Vor ein paar Wochen hätte ich nicht geglaubt, dass ich aus 13 Sentinels: Aegis Rim schlau werden würde. In dieser atemlos erzählten Geschichte über das Ende der Menschheit folgen wir mehr als einem Dutzend unterschiedlicher Charaktere, die alle mehr weniger auf das gleiche Ziel zusteuern - häufig ohne es zu wissen. Euch erwartet ein dichtes Gewirr aus Manipulation, Versprechungen und emotionalen Zwickmühlen, das uns Entwickler Vanillaware in kurzen Abschnitten stetig weiter aufdröseln lässt. Zu entschlüsseln, was all diesen Figuren widerfahren ist, wie sie zueinander stehen und was sie gemeinsam aus der wirklich verzwickten Situation machen, das ist der Kern von 13 Sentinels: Aegis Rims knapp 40 stündiger Erfahrung. Und ich sollte anmerken, dass dieses Konstrukt dem japanischen Team wahrlich meisterhaft gelungen ist.
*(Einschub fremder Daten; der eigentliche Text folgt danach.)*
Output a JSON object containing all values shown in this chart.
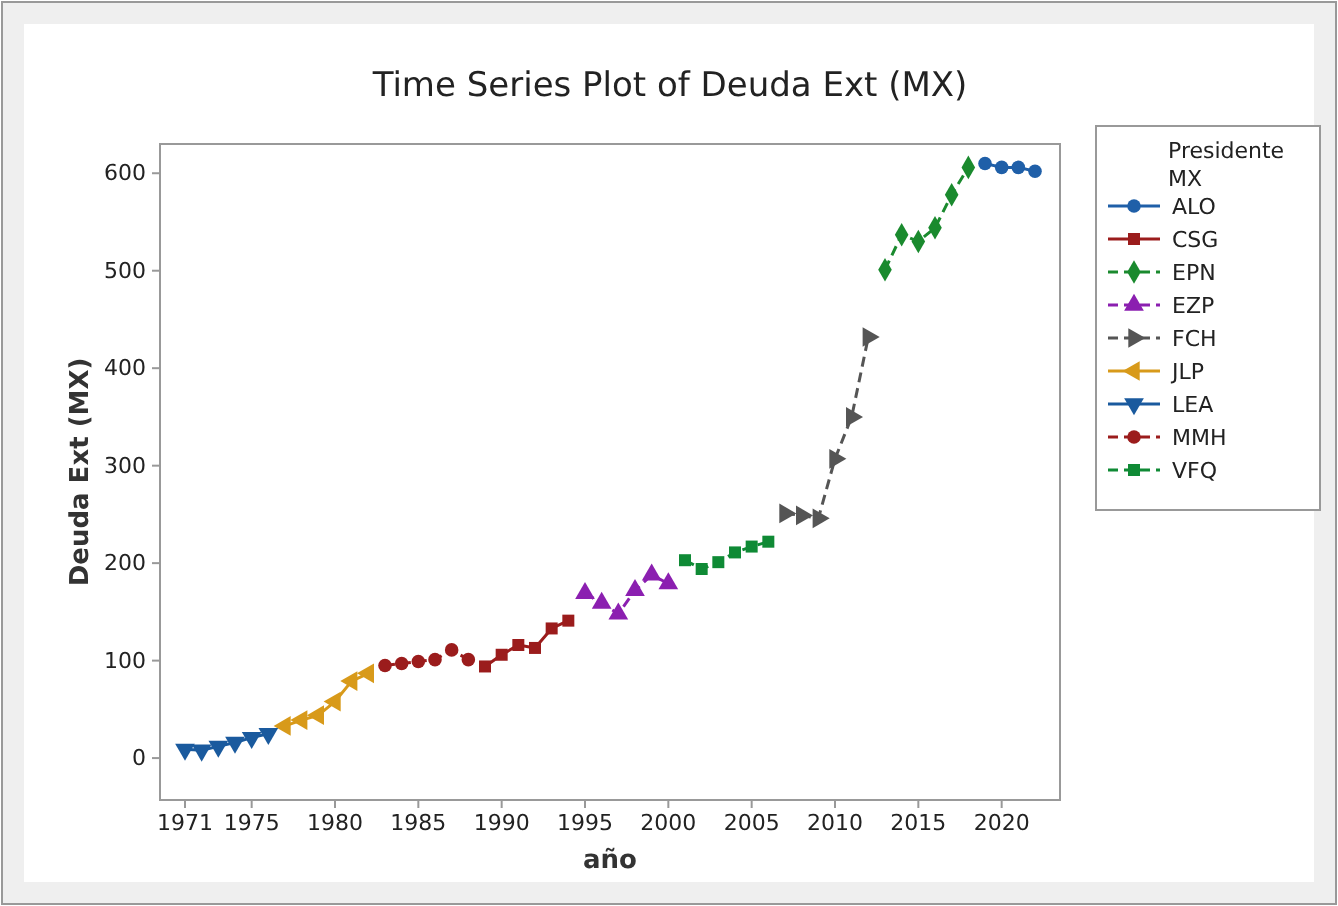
{
  "chart_data": {
    "type": "line",
    "title": "Time Series Plot of Deuda Ext (MX)",
    "xlabel": "año",
    "ylabel": "Deuda Ext (MX)",
    "legend_title": "Presidente MX",
    "legend": "right",
    "grid": false,
    "xlim": [
      1969.5,
      2023.5
    ],
    "xticks": [
      1971,
      1975,
      1980,
      1985,
      1990,
      1995,
      2000,
      2005,
      2010,
      2015,
      2020
    ],
    "ylim": [
      -43,
      630
    ],
    "yticks": [
      0,
      100,
      200,
      300,
      400,
      500,
      600
    ],
    "series": [
      {
        "name": "ALO",
        "color": "#1f5fa8",
        "marker": "circle",
        "line_style": "solid",
        "x": [
          2019,
          2020,
          2021,
          2022
        ],
        "values": [
          610,
          606,
          606,
          602
        ]
      },
      {
        "name": "CSG",
        "color": "#9b1c1c",
        "marker": "square",
        "line_style": "solid",
        "x": [
          1989,
          1990,
          1991,
          1992,
          1993,
          1994
        ],
        "values": [
          94,
          106,
          116,
          113,
          133,
          141
        ]
      },
      {
        "name": "EPN",
        "color": "#1a8a2e",
        "marker": "diamond",
        "line_style": "dashed",
        "x": [
          2013,
          2014,
          2015,
          2016,
          2017,
          2018
        ],
        "values": [
          501,
          537,
          530,
          544,
          578,
          606
        ]
      },
      {
        "name": "EZP",
        "color": "#8b1fb0",
        "marker": "triangle",
        "line_style": "dashed",
        "x": [
          1995,
          1996,
          1997,
          1998,
          1999,
          2000
        ],
        "values": [
          169,
          159,
          148,
          172,
          188,
          179
        ]
      },
      {
        "name": "FCH",
        "color": "#555555",
        "marker": "triangle-right",
        "line_style": "dashed",
        "x": [
          2007,
          2008,
          2009,
          2010,
          2011,
          2012
        ],
        "values": [
          251,
          249,
          246,
          307,
          350,
          432
        ]
      },
      {
        "name": "JLP",
        "color": "#d89a1a",
        "marker": "triangle-left",
        "line_style": "solid",
        "x": [
          1977,
          1978,
          1979,
          1980,
          1981,
          1982
        ],
        "values": [
          33,
          39,
          44,
          58,
          79,
          87
        ]
      },
      {
        "name": "LEA",
        "color": "#1a5a9e",
        "marker": "triangle-down",
        "line_style": "solid",
        "x": [
          1971,
          1972,
          1973,
          1974,
          1975,
          1976
        ],
        "values": [
          9,
          8,
          12,
          16,
          21,
          25
        ]
      },
      {
        "name": "MMH",
        "color": "#9b1c1c",
        "marker": "circle",
        "line_style": "dashed",
        "x": [
          1983,
          1984,
          1985,
          1986,
          1987,
          1988
        ],
        "values": [
          95,
          97,
          99,
          101,
          111,
          101
        ]
      },
      {
        "name": "VFQ",
        "color": "#0f8a35",
        "marker": "square",
        "line_style": "dashed",
        "x": [
          2001,
          2002,
          2003,
          2004,
          2005,
          2006
        ],
        "values": [
          203,
          194,
          201,
          211,
          217,
          222
        ]
      }
    ]
  }
}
Die umfassende Sci-Fi-Geschichte tastet so ziemlich jede futuristische Pseudowissenschaft ab, für die man sich aktuell interessieren könnte. Ihr solltet die Informationen, die euch 13 Sentinels: Aegis Rim vor die Füße wirft, deshalb äußerst aufmerksam aufnehmen, denn das hier ist keine klassische Abendunterhaltung für erschöpfte Geister. Das Game wird in kurzen, charaktergebundenen Episoden erzählt, die sich gegenseitig vorantreiben. Erhält eine Figur eine neue Erkenntnis, hilft dieser Ansatzpunkt im fortgeschrittenen Handlungsverlauf anderer Protagonisten weiter. Die Kapitel der 13 unterschiedlichen Hauptfiguren können wir im normalen Spielverlauf deshalb nicht chronologisch erleben - wir würden der Sci-Fi-Odyssee inhaltlich sonst gar nicht folgen können.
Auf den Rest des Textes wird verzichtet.